L’église se dresse au bord de la route, devant une allée en demi-cercle avec une stèle au milieu. Un édifice en bois à peine plus grand qu’un pavillon de banlieue, avec un modeste clocheton au-dessus d’un fronton triangulaire.
Il faisait presque nuit quand nous y sommes arrivés. Une ampoule solitaire éclairait le perron. Il était écrit « 1905 » au-dessus de l’entrée. Au-delà, une prairie et puis la forêt drapée dans la nuit. Il y avait une douzaine de voitures garées devant.
Nous avons évité de claquer les portières et nous nous sommes approchés en silence des fenêtres, en marchant sur la pelouse détrempée et spongieuse ; j’ai jeté un coup d’œil rapide, imité par les autres, et le spectacle que nous avons découvert à l’intérieur nous a frappés de stupeur : dans la salle au plancher et aux murs de bois brut, des ombres évoluaient les unes autour des autres, avec des gestes mystérieux et lents ; pieds nus, toutes de noir vêtues, elles glissaient sur le parquet en silence. Comme sur la vidéo, chacune portait un masque blanc qui conférait à son regard un aspect particulièrement inquiétant. La plupart de ces masques n’exprimaient rien, ni joie ni peine, à trois exceptions près qui — fronts plissés, plis de la bouche tombant amèrement, sourcils en accent circonflexe — dénotaient une profonde affliction. Aucun ne souriait. La seule lumière provenait de deux appliques murales en forme de tulipe et chaque personnage était accompagné de grandes ombres fuligineuses qui s’entremêlaient sur le plancher.

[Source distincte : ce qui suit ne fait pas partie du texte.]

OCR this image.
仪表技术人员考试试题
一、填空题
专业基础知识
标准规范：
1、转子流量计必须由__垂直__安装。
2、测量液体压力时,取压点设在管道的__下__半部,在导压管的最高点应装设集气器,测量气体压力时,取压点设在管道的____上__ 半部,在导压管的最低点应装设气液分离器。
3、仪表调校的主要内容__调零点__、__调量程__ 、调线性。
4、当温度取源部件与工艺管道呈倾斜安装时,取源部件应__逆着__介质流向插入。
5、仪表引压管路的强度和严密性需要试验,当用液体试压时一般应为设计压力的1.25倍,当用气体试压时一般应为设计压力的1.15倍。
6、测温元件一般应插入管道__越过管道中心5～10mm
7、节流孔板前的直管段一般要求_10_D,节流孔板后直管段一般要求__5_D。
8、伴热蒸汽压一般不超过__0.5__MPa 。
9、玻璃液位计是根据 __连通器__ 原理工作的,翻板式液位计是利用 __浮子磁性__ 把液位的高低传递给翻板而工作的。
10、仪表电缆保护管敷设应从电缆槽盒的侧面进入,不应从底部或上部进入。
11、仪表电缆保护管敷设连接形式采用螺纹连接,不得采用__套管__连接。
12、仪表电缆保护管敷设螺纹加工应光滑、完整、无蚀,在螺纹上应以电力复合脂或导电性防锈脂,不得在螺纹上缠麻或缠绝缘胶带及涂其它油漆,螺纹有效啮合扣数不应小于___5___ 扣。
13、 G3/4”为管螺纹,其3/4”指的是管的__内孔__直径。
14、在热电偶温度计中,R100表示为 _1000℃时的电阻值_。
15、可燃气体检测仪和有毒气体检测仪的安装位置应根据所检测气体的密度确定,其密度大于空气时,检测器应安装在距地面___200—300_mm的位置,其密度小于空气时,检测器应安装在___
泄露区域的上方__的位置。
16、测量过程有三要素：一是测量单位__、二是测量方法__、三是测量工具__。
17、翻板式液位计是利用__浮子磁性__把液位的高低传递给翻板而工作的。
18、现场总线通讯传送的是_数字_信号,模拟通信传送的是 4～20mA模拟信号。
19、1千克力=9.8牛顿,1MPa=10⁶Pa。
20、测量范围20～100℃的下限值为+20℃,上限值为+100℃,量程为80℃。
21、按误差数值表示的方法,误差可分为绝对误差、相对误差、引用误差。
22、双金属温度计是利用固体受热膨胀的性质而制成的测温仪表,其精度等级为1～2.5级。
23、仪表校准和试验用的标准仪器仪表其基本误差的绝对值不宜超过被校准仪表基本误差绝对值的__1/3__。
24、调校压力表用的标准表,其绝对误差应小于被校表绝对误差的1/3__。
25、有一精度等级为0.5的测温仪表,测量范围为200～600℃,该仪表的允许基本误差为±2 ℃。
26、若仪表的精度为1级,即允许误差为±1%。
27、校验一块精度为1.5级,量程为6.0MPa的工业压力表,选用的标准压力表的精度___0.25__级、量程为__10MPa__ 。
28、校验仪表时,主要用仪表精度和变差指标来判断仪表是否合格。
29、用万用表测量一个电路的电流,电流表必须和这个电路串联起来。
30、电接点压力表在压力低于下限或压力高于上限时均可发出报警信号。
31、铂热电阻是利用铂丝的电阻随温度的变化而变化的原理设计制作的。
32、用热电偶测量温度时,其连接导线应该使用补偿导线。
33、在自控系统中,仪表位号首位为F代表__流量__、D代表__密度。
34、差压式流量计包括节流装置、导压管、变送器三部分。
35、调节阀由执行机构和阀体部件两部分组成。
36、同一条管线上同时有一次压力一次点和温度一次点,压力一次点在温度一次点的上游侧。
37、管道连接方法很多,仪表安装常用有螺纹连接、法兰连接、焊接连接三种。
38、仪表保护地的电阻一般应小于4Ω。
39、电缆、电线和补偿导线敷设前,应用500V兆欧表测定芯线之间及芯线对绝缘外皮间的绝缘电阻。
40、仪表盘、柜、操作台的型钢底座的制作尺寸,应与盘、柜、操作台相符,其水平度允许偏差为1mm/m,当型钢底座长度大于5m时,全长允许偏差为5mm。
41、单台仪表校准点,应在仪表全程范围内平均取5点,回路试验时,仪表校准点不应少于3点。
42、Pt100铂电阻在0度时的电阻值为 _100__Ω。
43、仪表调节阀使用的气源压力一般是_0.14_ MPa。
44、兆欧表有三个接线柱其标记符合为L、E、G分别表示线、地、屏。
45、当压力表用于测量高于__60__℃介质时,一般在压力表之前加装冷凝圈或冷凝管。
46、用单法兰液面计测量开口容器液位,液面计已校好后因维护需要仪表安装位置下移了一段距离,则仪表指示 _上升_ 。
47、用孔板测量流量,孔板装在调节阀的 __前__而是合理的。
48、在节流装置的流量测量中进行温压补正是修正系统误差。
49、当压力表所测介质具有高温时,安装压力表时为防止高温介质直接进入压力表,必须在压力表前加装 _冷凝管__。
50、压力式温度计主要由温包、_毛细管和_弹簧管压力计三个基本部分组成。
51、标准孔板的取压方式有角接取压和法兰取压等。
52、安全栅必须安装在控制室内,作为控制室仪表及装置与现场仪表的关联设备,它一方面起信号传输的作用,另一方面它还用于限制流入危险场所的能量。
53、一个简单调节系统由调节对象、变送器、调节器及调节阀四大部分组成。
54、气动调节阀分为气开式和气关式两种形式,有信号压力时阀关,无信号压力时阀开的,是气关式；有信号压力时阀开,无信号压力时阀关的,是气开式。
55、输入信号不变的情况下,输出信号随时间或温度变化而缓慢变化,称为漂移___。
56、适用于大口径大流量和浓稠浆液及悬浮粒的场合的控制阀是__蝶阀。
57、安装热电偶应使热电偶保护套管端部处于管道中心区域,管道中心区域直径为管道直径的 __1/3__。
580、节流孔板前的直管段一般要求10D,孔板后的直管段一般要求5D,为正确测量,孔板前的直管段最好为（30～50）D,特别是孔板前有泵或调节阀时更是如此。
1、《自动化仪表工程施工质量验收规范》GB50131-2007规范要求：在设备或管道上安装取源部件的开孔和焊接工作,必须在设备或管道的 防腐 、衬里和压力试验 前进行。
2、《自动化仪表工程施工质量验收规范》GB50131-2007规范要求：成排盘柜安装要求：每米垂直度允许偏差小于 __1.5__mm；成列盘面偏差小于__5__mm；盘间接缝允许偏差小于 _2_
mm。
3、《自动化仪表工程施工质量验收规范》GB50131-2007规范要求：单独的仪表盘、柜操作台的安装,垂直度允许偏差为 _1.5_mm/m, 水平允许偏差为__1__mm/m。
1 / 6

Même à travers les vitres, on percevait la musique. Je l’ai reconnue : Lux æterna , de Morten Lauridsen, un musicien célèbre qui vit dans les îles une partie de l’année. J’ai trouvé cette mise en scène particulièrement sinistre et, c’était fatal ; j’ai pensé à la vidéo. Dans l’air humide du soir, j’ai frissonné.